Relic landslide, formed over a long period, possess the potential for reactivation, making them a hazardous geological phenomenon. While reliable relic landslide detection benefits the effective monitoring and prevention of landslide disaster, semantic segmentation using high-resolution remote sensing images for relic landslides faces many challenges, including the object visual blur problem, due to the changes of appearance caused by prolonged natural evolution and human activities, and the small-sized dataset problem, due to difficulty in recognizing and labelling the samples. To address these challenges, a semantic segmentation model, termed mask-recovering and interactive-feature-enhancing (MRIFE), is proposed for more efficient feature extraction and separation. Specifically, a contrastive learning and mask reconstruction method with locally significant feature enhancement is proposed to improve the ability to distinguish between the target and background and represent landslide semantic features. Meanwhile, a dual-branch interactive feature enhancement architecture is used to enrich the extracted features and address the issue of visual ambiguity. Self-distillation learning is introduced to leverage the feature diversity both within and between samples for contrastive learning, improving sample utilization, accelerating model convergence, and effectively addressing the problem of the small-sized dataset. The proposed MRIFE is evaluated on a real relic landslide dataset, and experimental results show that it greatly improves the performance of relic landslide detection. For the semantic segmentation task, compared to the baseline, the precision increases from 0.4226 to 0.5347, the mean intersection over union (IoU) increases from 0.6405 to 0.6680, the landslide IoU increases from 0.3381 to 0.3934, and the F1-score increases from 0.5054 to 0.5646.

Figures (8)

• Figure 1: Framework of the MRIFE. The two branches independently extract features and the decoder recovers the input images after feature fusion. A specially designed joint loss guides the updating of the two branches where the three encoders have the same network architecture but do not share parameters.
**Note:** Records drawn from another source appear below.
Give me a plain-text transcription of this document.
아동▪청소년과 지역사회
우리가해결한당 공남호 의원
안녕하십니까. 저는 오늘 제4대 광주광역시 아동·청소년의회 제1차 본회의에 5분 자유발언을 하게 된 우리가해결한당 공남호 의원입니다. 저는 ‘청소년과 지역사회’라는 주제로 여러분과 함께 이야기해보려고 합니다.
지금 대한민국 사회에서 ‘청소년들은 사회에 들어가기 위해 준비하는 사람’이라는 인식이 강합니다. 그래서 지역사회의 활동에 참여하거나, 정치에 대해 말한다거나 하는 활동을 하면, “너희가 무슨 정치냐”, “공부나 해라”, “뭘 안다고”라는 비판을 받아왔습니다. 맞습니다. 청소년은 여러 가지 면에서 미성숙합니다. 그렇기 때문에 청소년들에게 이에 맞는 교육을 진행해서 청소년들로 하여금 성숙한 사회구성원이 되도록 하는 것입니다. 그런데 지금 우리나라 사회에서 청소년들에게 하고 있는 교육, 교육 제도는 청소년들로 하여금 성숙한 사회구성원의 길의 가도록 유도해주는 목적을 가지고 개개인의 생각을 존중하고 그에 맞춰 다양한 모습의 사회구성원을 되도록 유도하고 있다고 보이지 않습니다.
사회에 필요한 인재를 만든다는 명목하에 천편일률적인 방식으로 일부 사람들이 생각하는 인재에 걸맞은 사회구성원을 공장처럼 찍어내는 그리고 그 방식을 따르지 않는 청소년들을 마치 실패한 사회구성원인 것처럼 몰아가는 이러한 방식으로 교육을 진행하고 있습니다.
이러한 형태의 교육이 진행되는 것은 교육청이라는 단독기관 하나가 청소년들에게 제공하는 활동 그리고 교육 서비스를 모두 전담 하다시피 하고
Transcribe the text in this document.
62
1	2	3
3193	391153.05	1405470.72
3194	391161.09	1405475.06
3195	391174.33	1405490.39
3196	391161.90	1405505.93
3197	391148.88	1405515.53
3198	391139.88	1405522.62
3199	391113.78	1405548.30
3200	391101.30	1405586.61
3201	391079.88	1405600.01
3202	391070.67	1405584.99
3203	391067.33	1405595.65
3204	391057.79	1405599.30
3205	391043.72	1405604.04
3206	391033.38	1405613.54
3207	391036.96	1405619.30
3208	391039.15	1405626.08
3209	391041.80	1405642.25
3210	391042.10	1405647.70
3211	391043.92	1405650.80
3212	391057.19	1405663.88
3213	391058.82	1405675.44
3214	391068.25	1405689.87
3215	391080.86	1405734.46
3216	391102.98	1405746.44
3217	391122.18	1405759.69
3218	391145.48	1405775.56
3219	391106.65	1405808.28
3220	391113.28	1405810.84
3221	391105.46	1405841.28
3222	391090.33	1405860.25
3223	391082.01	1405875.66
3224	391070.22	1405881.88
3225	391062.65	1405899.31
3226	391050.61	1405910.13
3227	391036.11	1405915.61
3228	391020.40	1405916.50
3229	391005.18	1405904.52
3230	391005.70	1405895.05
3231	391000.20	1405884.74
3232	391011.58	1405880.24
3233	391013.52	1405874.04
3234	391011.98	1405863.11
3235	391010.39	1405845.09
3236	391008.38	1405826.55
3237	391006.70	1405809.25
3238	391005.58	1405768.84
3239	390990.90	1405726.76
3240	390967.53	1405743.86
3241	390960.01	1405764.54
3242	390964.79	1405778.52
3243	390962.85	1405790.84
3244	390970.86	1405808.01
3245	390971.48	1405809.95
• Figure 2: (a) Original sample with $512\times512$ pixels; (b) part of original sample with $64\times64$ pixels; (c)-(e) masked block with $8\times8$ pixels: non-landslide block, landslide edge block, and landslide interior block.
• Figure 3: (a) Landslide similar to the background; (b) label; (c)-(e) side view/top vie/front view of the landslide in Google Earth.
• Figure 4: Visualized results of the comparative experiments. (a) Input; (b) label; (c)-(e) prediction: baseline, ICSSN, and MRIFE. The red line indicates the boundary.
• Figure 5: Grad-CAM results of the comparative experiments. (a) Input; (b) label; (c)-(e) heat map: baseline, ICSSN, and MRIFE. Red line indicates the boundary.